Statistical language models are very crucial in Natural Language Processing (NLP) such as speech recognition and machine translation. We demonstrated in this post the main concepts behind statistical language models using character-level language model. The task of this model is generate names character by character using names obtained from census data that were consisted of 5,163 names. Below are the main key takeaways:

• If we have more data, bigger model, and train longer we may get more interesting results. However, to get a very interesting results, we should instead use Long Short_Term Memory (LSTM) model with more than one layer deep. People have used 3 layers deep LSTM model with dropout and were able to generate very interesting results when applied on cook books and Shakespeare poems. LSTM models outperform simple RNN due to its ability in capturing longer time dependencies.

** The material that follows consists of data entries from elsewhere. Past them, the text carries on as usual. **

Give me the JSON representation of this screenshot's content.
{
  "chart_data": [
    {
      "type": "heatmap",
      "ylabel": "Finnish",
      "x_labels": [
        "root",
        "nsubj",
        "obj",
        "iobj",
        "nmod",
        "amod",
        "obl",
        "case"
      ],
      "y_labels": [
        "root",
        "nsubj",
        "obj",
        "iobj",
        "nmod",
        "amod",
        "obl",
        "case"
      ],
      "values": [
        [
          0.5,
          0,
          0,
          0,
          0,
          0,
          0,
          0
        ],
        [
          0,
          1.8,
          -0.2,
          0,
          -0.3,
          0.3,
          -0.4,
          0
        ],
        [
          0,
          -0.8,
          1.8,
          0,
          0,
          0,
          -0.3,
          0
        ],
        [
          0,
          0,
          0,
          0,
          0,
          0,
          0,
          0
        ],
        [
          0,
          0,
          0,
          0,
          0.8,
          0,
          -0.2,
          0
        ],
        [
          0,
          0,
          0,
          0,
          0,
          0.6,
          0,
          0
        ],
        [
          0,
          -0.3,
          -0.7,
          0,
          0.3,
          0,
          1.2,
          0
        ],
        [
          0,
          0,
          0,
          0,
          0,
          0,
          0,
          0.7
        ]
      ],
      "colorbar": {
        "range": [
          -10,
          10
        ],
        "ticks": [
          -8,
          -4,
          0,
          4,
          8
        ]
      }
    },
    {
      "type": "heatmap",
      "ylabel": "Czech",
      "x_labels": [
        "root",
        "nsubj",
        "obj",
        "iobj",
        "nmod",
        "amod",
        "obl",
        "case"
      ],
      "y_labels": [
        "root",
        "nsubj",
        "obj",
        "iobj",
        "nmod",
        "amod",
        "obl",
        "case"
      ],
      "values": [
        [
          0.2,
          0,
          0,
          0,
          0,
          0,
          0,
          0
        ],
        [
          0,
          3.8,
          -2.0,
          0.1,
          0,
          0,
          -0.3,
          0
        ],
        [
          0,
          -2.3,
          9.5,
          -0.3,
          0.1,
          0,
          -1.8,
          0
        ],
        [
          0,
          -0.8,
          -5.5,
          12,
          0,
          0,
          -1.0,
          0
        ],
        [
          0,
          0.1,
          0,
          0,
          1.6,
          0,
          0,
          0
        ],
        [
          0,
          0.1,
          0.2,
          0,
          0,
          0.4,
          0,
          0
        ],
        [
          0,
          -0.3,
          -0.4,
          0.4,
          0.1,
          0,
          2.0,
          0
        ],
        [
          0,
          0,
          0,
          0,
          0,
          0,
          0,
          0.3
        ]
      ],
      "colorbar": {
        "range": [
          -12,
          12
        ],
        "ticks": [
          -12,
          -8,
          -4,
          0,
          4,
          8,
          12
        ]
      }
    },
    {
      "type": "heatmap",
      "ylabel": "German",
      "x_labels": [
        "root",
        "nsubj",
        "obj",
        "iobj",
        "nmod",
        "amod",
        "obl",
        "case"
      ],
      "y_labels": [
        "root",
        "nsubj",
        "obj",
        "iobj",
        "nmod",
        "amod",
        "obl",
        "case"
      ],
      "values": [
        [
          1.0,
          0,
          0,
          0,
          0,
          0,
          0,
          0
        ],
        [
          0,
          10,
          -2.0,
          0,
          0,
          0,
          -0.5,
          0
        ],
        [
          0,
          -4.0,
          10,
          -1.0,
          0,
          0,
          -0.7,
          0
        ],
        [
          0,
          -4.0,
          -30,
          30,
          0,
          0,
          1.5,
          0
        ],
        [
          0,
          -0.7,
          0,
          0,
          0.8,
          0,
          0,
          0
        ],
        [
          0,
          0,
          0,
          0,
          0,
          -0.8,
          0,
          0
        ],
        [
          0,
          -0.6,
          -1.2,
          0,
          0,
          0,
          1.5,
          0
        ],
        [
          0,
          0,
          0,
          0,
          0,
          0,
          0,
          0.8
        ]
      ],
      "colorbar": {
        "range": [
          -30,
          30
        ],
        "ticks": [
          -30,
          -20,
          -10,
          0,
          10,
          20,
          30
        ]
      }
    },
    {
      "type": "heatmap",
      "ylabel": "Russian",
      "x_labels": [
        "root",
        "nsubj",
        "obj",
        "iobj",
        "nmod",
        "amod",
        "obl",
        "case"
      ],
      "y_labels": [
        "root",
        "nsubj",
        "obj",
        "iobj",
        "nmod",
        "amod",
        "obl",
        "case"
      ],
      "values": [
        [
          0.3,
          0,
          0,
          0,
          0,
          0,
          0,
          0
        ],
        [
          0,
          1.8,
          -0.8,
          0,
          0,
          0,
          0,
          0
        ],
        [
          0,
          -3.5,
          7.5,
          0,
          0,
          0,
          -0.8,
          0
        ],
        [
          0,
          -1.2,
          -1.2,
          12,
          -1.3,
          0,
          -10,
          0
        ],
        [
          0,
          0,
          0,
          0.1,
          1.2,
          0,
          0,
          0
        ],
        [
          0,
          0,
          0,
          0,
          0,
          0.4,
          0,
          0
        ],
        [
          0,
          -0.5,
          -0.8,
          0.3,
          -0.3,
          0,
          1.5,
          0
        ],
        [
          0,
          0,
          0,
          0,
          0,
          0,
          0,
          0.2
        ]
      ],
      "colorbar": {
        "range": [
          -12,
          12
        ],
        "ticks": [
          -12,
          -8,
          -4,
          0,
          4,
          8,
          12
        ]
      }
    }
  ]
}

• With the sampling technique we’re using, don’t expect the RNN to generate meaningful sequence of characters (names).
• We used in this post each name as its own sequence; however, we may be able to speed up learning and get better results if we increase the batch size lets say from one name to a sequence of 50 characters.
• We can control the level of randomness using the sampling strategy. Here, we balanced between what the model thinks its the right character and the level of randomness.